The conditioned immunosuppressive effects using CsA as an unconditioned stimulus are centrally mediated via the insular cortex and the amygdala. In the periphery, the learned inhibition of calcineurin activity in lymphocytes seemed to be mainly mediated via noradrenergic innervation of lymphatic organs such as the spleen and b-adrenoceptor-dependent mechanisms.

In addition, the potential clinical applicability of learned immunosuppressive responses has been convincingly demonstrated in rodents, where conditioned immune responses significantly reduced the mortality in animals with inflammatory autoimmune disease, significantly reduced allergic responses or prolonged the survival time of transplanted vascularized organs.

In humans, the learned immunosuppressive response can be reproduced during a second, unreinforced re-exposition to the conditioned stimulus (CS) and induced by associative learning solely and not via patient expectations. In addition, extinction of the learned immunosuppressive response can be inhibited when “sub-therapeutic” dosages of the immunosuppressant drug are applied together with the CS during prolonged evocation.

Based on these data in experimental animals and healthy humans the question arose, whether and to what extend patients already on long term immunosuppressive therapy with calcineurin inhibitors such as CsA of Tac could still develop a learned immunosuppression. In this study with kidney transplant patients, long term treated with immunosuppressive drugs cyclosporine A or tacrolimus, the introduction of a taste-immune conditioning procedure induced a significant learned inhibition of T cell proliferative capacity.

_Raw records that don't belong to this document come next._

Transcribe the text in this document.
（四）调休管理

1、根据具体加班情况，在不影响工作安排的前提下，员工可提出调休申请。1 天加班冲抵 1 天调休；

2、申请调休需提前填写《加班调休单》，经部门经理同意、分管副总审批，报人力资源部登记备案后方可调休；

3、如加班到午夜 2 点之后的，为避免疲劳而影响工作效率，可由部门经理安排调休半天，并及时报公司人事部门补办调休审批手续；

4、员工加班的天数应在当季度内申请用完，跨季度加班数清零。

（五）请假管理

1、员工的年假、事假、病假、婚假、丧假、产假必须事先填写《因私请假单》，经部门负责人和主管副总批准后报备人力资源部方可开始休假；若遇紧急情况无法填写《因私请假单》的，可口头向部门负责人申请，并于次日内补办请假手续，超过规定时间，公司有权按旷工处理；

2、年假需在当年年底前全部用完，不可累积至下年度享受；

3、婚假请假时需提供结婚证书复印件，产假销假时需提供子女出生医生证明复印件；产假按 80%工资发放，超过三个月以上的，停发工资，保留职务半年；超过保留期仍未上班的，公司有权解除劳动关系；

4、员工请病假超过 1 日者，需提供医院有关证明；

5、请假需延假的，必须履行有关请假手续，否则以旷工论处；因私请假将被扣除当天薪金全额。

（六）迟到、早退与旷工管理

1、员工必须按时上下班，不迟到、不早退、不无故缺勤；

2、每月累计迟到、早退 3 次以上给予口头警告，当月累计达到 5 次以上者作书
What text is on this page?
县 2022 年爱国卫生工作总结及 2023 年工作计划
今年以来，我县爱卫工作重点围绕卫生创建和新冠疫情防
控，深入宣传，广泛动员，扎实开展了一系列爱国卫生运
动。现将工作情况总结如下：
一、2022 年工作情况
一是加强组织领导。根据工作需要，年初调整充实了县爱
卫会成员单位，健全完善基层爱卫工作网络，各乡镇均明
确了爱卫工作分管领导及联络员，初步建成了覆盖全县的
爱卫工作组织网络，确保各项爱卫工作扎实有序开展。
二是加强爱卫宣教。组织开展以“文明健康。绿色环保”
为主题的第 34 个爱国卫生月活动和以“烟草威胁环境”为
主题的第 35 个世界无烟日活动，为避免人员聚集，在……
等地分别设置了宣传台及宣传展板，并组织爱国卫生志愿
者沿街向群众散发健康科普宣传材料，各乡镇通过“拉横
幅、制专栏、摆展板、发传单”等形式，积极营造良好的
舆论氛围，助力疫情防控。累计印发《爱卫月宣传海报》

The conditioning paradigm increased the effectiveness of the medications without any increase in medication dose.

These data provide a “proof of concept” that learned placebo responses in immune functions can be employed as additional therapy during immunosuppressive treatment in order to maximize treatment efficacy.

Source: Kirchhof J, Petrakova L, Brinkhoff A, Benson S, Schmidt J, Unteroberdörster M, Wilde B, Kaptchuk TJ, Witzke O, Schedlowski M.; Learned immunosuppressive placebo responses in renal transplant patients; Proc Natl Acad Sci U S A. 2018 Apr 17; 115:4223-4227.